Billy enlists Ginelli to attack the Romani camp and persuade Tadzu to lift the curse. Ginelli poisons the Romani's dogs before kidnapping Gina's husband and using him as a decoy, thus tricking the Romani into killing him. Ginelli impersonates an FBI agent and kidnaps and threatens Gina. To spare his family from Ginelli's onslaught, Tadzu finally agrees to meet with Billy. Chanting a spell, Tadzu mixes Billy's blood into a strawberry pie. He states that if someone else eats the pie, the curse will kill them quickly and Billy will be spared. He urges Billy to eat the pie himself and die with dignity, but Billy refuses. Billy arrives home and gives Heidi the pie, which she eats. The next morning, Billy finds her desiccated corpse next to him. He is gleeful to be free of the curse and of what he believes is his disloyal wife. However, when he goes downstairs, he discovers that his daughter has eaten some of the pie for breakfast. Wracked with guilt, he prepares to eat the rest, only to be interrupted by Mike at the door. Mike grows uncomfortable and struggles to explain his unannounced presence, seemingly confirming Billy's suspicions of an affair. Billy invites Mike in for some pie and closes the door with a smile.

==Production==

The rights to Stephen King's novel Thinner, written under King's pen name Richard Bachman, were acquired by producer Richard P. Rubinstein in 1988 and initially set up at Warner Bros. Pictures. Tom Holland was hired to direct the following year as King was a fan of Holland's prior films such as Child's Play. According to Rubinstein, the reason Thinner took so long to get formally greenlit was due to ever changing reasons by the studio. In some cases the studio wouldn't approve the budget or were unconvinced the production could create convincing effects, and another instance was because the studio feared Halleck's rapid weight loss would be seen as too similar to the ongoing AIDS epidemic. Due to the ongoing delays in production, Rubinstein, Holland, and King were able to work on The Langoliers in the interim between Thinner being greenlit following turnaround from Warner Bros. to Paramount Pictures.

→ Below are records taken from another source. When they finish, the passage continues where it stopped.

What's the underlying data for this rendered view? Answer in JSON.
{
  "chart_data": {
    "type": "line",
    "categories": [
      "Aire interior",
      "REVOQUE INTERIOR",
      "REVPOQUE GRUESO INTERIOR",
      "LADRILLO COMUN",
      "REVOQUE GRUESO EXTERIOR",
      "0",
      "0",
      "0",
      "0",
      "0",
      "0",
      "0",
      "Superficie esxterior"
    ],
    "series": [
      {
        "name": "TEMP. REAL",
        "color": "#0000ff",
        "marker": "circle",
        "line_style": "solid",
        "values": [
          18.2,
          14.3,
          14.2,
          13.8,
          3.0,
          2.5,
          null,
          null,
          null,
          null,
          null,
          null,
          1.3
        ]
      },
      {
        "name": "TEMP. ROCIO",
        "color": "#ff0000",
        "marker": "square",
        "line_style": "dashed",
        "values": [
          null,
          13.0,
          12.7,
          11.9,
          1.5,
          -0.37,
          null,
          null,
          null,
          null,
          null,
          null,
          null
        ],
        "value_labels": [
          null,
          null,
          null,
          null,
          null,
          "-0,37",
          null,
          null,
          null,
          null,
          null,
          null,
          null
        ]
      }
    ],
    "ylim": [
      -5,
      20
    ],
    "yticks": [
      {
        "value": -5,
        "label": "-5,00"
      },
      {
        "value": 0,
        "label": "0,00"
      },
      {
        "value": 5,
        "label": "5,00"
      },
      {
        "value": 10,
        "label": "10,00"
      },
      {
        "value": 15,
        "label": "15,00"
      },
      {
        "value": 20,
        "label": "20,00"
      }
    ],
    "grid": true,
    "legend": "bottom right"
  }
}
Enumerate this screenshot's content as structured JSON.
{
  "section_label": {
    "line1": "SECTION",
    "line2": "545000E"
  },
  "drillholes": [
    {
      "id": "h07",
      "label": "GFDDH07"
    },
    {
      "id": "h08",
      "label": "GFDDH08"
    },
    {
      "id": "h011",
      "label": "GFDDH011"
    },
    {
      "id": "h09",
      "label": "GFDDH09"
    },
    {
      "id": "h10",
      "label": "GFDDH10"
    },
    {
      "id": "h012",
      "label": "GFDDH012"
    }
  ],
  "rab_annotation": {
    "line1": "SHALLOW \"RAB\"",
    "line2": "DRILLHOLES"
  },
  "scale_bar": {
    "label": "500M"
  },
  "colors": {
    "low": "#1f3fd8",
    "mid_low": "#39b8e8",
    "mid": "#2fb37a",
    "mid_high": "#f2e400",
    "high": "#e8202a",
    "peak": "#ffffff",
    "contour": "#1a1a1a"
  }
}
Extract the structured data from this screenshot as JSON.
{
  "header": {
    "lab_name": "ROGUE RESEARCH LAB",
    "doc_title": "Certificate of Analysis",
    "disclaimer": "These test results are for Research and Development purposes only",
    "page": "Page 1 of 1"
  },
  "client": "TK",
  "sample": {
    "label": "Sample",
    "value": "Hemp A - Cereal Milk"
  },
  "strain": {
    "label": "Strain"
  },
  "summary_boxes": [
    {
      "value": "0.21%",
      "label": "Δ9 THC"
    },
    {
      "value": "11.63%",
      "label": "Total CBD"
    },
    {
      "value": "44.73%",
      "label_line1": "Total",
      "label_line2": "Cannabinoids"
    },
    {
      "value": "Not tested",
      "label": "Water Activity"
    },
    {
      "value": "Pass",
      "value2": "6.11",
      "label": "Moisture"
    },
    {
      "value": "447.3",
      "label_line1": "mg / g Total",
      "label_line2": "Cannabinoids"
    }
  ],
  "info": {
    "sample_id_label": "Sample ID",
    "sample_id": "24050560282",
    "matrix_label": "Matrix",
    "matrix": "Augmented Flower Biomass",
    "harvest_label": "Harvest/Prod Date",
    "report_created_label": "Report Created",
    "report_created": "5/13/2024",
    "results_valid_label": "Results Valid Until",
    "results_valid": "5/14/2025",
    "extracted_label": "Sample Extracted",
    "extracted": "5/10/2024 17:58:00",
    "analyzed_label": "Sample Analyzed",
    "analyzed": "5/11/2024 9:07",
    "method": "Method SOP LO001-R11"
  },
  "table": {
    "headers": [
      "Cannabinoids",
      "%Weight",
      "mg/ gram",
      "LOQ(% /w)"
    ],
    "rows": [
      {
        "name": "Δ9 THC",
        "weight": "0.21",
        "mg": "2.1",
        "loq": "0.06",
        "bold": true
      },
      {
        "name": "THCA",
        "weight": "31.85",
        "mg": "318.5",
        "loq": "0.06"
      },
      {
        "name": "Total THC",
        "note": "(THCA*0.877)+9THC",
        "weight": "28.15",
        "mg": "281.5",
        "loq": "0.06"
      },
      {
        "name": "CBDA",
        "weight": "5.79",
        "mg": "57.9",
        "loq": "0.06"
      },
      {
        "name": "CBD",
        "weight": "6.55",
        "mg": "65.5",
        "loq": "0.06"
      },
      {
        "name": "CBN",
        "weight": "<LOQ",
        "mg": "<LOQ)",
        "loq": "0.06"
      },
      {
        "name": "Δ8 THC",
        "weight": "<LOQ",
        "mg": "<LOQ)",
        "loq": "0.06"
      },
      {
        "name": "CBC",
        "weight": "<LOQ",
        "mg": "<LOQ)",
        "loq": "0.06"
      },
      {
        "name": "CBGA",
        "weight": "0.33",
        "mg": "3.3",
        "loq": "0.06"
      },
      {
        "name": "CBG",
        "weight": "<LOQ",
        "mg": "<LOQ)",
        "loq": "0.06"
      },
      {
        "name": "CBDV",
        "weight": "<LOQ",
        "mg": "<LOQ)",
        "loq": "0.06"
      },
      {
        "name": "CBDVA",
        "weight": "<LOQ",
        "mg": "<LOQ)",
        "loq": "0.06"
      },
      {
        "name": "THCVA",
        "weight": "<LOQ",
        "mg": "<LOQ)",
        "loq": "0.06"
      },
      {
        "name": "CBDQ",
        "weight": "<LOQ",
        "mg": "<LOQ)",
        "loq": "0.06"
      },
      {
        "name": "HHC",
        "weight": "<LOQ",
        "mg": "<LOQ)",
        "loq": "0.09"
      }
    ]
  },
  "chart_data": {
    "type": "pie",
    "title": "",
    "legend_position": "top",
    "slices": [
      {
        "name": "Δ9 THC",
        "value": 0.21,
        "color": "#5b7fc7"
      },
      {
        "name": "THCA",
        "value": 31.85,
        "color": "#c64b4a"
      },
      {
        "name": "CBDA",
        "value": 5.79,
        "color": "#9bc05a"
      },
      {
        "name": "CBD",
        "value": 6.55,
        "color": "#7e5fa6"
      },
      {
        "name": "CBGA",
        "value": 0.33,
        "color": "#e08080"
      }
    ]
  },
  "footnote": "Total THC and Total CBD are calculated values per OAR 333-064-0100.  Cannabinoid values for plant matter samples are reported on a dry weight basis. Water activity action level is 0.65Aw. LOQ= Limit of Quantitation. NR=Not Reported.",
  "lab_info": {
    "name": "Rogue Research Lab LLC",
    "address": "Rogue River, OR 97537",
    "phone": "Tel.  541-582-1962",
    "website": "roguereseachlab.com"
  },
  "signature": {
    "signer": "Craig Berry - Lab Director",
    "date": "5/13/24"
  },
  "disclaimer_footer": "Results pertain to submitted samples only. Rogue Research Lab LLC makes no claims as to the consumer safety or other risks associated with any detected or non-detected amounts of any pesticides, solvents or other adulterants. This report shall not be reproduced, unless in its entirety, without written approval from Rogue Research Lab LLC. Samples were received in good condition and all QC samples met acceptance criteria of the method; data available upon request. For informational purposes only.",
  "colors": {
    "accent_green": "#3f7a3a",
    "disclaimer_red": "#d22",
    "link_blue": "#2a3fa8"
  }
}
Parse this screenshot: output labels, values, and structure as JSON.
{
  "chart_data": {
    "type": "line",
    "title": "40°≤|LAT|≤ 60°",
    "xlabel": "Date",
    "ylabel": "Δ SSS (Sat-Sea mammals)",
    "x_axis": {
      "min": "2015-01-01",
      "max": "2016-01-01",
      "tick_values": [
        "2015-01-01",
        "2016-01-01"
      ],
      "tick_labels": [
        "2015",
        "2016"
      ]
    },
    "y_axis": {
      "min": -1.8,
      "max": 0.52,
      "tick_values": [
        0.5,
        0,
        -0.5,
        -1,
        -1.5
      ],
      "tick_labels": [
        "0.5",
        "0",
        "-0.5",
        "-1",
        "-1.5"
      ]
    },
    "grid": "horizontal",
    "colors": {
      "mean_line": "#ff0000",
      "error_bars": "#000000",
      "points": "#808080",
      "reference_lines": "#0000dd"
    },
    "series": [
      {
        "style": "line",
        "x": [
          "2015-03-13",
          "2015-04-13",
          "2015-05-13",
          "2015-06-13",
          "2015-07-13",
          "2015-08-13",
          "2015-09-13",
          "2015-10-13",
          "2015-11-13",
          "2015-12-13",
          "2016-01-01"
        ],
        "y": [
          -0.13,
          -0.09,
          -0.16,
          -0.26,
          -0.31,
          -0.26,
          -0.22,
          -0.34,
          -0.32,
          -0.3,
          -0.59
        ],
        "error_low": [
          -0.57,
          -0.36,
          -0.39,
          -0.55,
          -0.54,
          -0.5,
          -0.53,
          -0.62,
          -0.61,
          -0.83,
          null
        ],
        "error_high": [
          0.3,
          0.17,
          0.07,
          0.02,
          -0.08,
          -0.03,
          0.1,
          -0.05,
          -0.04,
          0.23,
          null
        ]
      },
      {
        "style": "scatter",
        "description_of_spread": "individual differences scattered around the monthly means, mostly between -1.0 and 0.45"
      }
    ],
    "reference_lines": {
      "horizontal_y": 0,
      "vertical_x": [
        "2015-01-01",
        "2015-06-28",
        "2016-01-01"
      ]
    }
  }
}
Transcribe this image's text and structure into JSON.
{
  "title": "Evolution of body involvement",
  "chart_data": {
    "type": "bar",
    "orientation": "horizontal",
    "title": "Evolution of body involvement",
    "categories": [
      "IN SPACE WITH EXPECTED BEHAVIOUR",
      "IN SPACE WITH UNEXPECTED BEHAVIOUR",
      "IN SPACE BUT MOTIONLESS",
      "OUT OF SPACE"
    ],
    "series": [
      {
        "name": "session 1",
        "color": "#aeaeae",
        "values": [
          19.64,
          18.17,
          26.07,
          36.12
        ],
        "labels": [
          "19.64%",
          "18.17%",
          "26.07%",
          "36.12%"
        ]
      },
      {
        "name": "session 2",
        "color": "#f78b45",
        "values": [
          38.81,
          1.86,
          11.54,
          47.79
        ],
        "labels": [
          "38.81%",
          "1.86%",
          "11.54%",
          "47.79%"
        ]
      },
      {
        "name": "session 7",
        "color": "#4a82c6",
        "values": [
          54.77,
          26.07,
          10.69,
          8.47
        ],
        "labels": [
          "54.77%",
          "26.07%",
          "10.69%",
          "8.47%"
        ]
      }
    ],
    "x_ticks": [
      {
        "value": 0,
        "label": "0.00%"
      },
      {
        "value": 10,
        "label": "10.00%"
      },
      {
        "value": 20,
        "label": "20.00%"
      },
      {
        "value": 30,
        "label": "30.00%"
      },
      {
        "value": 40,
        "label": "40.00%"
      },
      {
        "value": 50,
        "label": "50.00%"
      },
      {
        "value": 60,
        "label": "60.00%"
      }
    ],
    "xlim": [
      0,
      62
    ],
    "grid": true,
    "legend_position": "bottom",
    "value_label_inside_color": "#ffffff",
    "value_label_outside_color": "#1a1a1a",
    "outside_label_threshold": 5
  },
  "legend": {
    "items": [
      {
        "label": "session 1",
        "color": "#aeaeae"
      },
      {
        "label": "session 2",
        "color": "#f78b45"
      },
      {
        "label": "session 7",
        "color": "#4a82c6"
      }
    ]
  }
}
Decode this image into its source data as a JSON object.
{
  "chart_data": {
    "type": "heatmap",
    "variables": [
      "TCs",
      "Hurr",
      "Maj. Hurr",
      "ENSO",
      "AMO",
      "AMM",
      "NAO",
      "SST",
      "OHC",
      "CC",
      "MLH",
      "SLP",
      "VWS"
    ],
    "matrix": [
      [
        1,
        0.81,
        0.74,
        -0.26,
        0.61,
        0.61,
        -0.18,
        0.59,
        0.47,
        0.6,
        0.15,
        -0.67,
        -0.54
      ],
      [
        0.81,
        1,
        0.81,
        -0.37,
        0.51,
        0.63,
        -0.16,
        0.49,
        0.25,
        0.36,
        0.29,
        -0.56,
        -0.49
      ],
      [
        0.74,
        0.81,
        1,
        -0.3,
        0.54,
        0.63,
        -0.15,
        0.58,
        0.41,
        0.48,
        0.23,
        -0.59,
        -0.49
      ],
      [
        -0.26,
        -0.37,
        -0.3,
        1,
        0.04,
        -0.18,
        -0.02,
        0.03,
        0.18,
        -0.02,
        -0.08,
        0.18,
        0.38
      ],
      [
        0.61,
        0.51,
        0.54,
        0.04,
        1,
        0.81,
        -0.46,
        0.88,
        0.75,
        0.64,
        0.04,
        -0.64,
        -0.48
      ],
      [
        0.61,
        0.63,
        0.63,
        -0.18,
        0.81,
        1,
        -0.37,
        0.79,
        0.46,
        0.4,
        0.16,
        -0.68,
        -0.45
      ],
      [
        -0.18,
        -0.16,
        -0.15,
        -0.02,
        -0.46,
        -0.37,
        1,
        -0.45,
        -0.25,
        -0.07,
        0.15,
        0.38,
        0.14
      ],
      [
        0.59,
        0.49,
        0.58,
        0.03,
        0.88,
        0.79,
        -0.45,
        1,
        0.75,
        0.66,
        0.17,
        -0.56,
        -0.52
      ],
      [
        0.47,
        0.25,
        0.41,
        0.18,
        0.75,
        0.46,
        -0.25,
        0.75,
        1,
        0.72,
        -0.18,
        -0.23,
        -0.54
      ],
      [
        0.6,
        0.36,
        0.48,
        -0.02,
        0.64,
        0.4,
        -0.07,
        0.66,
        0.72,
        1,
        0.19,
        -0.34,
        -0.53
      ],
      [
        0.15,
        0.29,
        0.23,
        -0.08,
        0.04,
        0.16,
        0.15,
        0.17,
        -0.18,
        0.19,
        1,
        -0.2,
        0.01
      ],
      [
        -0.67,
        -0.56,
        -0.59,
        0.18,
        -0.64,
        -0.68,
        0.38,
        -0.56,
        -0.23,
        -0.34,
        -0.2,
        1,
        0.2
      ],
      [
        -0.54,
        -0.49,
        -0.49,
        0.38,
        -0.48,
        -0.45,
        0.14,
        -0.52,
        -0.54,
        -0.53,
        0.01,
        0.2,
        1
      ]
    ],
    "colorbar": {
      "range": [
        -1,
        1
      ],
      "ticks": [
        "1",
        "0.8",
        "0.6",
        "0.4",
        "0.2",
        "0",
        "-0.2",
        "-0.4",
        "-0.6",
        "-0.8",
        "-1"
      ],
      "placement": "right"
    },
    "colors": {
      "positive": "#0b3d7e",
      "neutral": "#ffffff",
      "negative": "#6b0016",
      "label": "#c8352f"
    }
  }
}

In order to accurately depict Halleck's obesity, makeup effects artist Greg Cannom created a number of fatsuits for actor Robert John Burke with matching latex pieces for his face and hands. For the shower scene where Halleck's chest is exposed, a fatsuit was rigged with silicone breast implants. Additional prosthetic makeup was also created to depict the curses inflicted on the judge and the police chief, and a dummy was fashioned to portray Halleck's wife dying after eating the pie. The film's effects won it the Saturn Award for Best Makeup.

Stephen King reportedly wanted John Candy to portray Halleck.

==Critical reception==
Thinner received mostly negative reviews from critics. The film holds an approval rating of 19% on Rotten Tomatoes based on 27 reviews, with an average rating of 3.7/10. The critical consensus reads: "A bland, weightless horror film that seems to want to mock itself as the proceedings drag on." On Metacritic, the film has a weighted average score of 33 out of 100 based on 14 critic reviews, indicating "generally unfavorable reviews".

James Berardinelli gave the film two stars out of four, writing: "Thinner could have been an opportunity to examine the ethics of a slick lawyer who refuses to accept responsibility for his actions. [...] Unfortunately, questions of morality are of secondary importance to a film that emphasizes its Death Wish aspects." Owen Gleiberman of Entertainment Weekly gave the film a "D" rating, writing: "Like too many Stephen King movies, Thinner is all (emaciated) concept and no follow-through." The Austin Chronicles Marc Savlov gave the film a rating of one out of five stars, writing that, "Apart from its rushed pacing and occasionally stale dialogue, Thinner suffers even more from the fact that it has no redeemable characters."

Varietys Leonard Klady referred to the film as a "banally scripted and directed effort", as well as "one of the more pedestrian translations of the shockmeister's books". A more positive review came from Mick LaSalle of the San Francisco Chronicle, who called Thinner "one of the better Stephen King-derived movies." Lawrence Van Gelder of The New York Times, in his review of the film, wrote: "The production is slick, the Maine scenery is bracing, the characters are well-acted, and in a mumbo-jumbo movie with a few loose ends, the makeup central to the plot and applied by Greg Cannom and Bob Laden to Robert John Burke in the leading role is most admirable."

In a retrospective review, Nathan Rabin of The A.V. Club gave the film a "D−", writing that "Thinners problems begin with a grotesquely unconvincing fat suit and makeup", and that Burke's "cartoonish performance matches the tone of a film that's broadly comic and often just plain broad without containing much in the way of jokes, let alone genuine wit or suspense."